Tito, si trovò schiacciato tra i corpi.
Manlio gridò. “Prendete ciò che volete e andate!”
“I nostri ordini sono altri.” Era lo stesso cavaliere con la mazza.
Tito sgusciò sotto il braccio di suo padre. Stavano chiudendo la porta.
Troppe voci si sovapponevano. “Vi prego. Lasciateci andare. Cosa volete fare?”
Le fiamme ruggirono nelle sue orecchie: Tito, Tito.
Stavano in cima al tetto, volevano scendere da lui.
Gli strilli della gente divennero acuti.
L’odore delle fiamme e del loro banchetto gli colmò le narici.
Mai. Non devi rispondere mai.
Tito tossì. Si mise le mani sulle orecchie. Chiuse gli occhi. Inspirò, ma lo raggiunse l’odore del legno che resisteva al fuoco.
Dovevano uscire di lì, perché tutti tossivano.
Tito aprì gli occhi e si mosse dove nessuno voleva stare, davanti al fuoco, che si arricciò come un’onda senza toccarlo.
“Tito, no!” Il grido si mescolò in timbri diversi. Mamma, papà, Manlio?
Le caviglie smisero di pizzicare. Tito si strinse le mani una nell’altra. Come doveva parlargli? Era la prima volta che rispondeva.
Una cosa semplice era meglio. “Ciao, puoi aprire la porta?”
Le pareti di fuoco, rosse come il tramonto dell’estate, rotolarono ai suoi lati, si divisero, schivarono la gente del villaggio e aggredirono il portone.
La porta cadde: oltre c’erano i volti dei razziatori.
Tito fece un passo fuori. Le fiamme si alzarono in due colonne ai suoi lati.
“Torna da loro.”
Il fuoco si slanciò contro i razziatori.
I razziatori urlarono, quello con la mazza tirò le redini, ma finì a terra. Le fiamme gli artigliarono una gamba. Gridò e fuggì e insieme a lui il resto dei razziatori.

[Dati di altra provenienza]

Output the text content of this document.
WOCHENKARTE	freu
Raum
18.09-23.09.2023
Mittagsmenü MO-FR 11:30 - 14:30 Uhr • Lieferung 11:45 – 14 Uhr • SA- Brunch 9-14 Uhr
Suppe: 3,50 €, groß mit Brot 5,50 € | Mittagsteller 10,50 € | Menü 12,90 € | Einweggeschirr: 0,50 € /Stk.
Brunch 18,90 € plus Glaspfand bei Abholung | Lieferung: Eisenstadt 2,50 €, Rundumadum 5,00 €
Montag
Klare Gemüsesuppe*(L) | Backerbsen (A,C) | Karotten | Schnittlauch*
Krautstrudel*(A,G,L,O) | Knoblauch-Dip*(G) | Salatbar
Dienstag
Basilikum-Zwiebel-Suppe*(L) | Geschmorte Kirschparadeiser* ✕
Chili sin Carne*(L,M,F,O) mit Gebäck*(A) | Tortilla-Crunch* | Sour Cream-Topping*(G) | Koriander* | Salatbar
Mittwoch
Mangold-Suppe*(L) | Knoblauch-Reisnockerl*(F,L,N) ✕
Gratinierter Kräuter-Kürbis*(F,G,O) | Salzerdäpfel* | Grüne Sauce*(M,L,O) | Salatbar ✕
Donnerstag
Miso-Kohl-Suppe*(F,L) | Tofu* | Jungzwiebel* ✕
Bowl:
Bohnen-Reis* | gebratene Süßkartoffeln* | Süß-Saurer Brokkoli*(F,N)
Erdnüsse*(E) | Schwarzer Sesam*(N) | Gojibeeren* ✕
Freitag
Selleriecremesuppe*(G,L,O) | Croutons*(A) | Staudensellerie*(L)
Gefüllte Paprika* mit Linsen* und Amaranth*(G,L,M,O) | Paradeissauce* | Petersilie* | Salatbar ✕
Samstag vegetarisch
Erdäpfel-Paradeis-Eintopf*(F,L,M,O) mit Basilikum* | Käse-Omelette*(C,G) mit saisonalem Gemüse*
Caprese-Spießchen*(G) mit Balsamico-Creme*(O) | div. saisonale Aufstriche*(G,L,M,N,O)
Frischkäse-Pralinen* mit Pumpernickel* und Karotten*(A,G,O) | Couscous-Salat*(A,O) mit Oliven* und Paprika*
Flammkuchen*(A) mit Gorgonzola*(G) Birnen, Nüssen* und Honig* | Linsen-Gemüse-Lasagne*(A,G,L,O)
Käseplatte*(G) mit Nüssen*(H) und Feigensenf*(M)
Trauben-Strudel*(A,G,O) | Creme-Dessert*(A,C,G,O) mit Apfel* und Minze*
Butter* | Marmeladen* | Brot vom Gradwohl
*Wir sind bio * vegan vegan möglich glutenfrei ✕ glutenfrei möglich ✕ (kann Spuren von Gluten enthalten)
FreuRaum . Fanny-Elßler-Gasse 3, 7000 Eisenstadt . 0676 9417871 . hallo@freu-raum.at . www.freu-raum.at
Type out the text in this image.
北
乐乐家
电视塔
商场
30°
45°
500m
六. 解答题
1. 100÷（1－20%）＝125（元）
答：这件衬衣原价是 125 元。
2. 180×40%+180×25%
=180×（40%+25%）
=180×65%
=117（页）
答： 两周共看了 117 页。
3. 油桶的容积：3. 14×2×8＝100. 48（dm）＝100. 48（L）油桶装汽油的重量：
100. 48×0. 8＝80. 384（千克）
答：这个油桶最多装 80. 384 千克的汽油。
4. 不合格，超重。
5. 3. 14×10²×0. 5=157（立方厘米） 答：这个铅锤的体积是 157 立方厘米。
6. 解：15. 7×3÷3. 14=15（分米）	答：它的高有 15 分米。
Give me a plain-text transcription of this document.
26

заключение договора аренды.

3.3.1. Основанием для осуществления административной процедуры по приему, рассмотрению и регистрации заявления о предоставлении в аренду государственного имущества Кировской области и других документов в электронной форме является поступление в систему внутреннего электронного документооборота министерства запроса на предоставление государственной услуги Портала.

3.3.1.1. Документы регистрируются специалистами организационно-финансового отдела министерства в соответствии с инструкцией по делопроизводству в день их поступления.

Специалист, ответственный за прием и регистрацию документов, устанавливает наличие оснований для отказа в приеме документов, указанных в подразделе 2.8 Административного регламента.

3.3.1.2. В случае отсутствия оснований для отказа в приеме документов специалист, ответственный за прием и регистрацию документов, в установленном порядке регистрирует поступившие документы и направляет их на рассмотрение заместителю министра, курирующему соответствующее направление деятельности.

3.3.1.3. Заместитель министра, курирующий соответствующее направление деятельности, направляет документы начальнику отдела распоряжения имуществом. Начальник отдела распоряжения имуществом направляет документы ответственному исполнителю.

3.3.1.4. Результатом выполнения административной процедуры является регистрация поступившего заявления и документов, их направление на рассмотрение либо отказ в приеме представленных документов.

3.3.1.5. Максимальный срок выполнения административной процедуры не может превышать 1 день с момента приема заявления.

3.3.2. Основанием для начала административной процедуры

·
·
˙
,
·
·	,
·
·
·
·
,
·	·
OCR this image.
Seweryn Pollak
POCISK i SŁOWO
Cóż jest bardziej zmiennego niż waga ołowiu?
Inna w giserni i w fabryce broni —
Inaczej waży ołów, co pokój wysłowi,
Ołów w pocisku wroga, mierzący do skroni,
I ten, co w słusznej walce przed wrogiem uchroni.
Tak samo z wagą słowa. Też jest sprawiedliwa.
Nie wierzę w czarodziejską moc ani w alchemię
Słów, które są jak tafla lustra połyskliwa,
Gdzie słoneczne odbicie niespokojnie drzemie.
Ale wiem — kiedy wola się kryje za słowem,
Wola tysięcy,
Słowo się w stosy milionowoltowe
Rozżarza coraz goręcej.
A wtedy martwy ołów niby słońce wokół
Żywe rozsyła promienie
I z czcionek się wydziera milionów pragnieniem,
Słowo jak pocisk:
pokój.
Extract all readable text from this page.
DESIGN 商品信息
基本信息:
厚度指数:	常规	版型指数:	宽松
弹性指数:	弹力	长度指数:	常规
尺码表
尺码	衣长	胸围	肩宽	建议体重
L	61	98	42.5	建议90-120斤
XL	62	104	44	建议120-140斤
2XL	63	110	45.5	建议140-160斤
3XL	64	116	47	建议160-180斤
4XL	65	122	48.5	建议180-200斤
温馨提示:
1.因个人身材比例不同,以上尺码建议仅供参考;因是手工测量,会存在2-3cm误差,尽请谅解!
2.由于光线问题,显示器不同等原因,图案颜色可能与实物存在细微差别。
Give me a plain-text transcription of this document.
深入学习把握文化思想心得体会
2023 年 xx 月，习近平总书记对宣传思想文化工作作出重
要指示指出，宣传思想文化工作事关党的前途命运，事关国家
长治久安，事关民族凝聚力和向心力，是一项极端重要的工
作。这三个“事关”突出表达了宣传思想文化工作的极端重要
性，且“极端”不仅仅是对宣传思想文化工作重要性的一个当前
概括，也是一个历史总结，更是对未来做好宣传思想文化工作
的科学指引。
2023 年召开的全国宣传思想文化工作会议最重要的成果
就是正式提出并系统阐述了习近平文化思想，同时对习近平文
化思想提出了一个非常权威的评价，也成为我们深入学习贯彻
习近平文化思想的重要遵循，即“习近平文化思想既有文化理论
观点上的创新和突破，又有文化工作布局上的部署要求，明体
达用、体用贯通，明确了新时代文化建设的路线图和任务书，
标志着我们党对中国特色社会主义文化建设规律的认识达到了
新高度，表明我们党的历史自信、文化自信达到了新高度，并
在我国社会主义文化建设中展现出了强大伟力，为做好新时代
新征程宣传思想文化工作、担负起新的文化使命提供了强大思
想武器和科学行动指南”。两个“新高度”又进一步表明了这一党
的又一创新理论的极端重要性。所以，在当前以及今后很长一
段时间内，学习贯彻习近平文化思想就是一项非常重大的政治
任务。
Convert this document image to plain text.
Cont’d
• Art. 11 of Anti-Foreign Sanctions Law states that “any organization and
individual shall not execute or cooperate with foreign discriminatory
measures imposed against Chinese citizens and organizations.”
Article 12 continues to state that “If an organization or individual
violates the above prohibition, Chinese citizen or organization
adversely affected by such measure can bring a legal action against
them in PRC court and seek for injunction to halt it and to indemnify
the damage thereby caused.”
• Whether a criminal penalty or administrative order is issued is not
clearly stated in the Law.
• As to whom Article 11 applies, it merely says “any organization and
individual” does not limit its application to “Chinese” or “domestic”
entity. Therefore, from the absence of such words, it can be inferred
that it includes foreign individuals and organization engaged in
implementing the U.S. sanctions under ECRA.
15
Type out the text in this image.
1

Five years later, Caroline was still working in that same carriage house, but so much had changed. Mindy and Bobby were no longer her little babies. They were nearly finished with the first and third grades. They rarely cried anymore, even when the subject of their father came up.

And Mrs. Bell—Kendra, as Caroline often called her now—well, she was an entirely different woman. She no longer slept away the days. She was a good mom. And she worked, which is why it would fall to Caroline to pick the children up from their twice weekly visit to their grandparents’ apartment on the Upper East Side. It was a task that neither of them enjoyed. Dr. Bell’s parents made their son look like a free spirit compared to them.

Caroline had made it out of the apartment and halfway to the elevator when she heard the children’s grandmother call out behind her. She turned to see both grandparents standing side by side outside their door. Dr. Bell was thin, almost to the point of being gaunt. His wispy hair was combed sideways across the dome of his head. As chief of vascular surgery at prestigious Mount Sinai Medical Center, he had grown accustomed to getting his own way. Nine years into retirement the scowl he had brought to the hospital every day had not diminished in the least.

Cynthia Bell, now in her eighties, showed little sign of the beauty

Il fuoco li seguì e si fermò al limitare del campo.
La mamma era uscita dalla stalla. Tito la abbracciò. Papà li raggiunse.
La gente del villaggio cominciò a uscire e si radunò lontano da loro.
Manlio fu l’ultimo. Girava gli occhi sul disastro, i capelli bianchi pieni di cenere.
Un sasso volò oltre di lui e piombò ai piedi di Tito. Un altro lo colpì al braccio.
Mai. Papà aveva detto di non mostrare mai quello che sapeva fare. Manlio non voleva nemmeno che se ne parlasse. Saltava una generazione, diceva, era una disgrazia che sarebbe passata.
Uno strillo isterico si levò dal gruppo. “Ora verranno con le lance e gli archi.”
Manlio ringhiò. “Smettetela.” Si lasciò dietro i paesani e li raggiunse. “Ve ne dovete andare.”
Mamma alzò un dito tremante. “Tito ci ha salvati tutti.”
Quello annuì. “Per questo vi lasciamo andare via. Ma non tornate più qui.”
Tito strizzò gli occhi appesantiti, era sazio come dopo una festa. Il fuoco si stava spegnendo al bordo del campo e gli chiacchierava nelle orecchie: aveva sonno.
La gente li fissava in silenzio.
Papà lo prese in braccio. Le sue braccia erano forti e sapevano un po’ di sudore e un po’ di fumo.
“Ma io li ho salvati” balbettò Tito e la voce gli uscì come un mugolio infantile.
Papà lo strinse.
Il fuoco si spense e smise di sussurrare.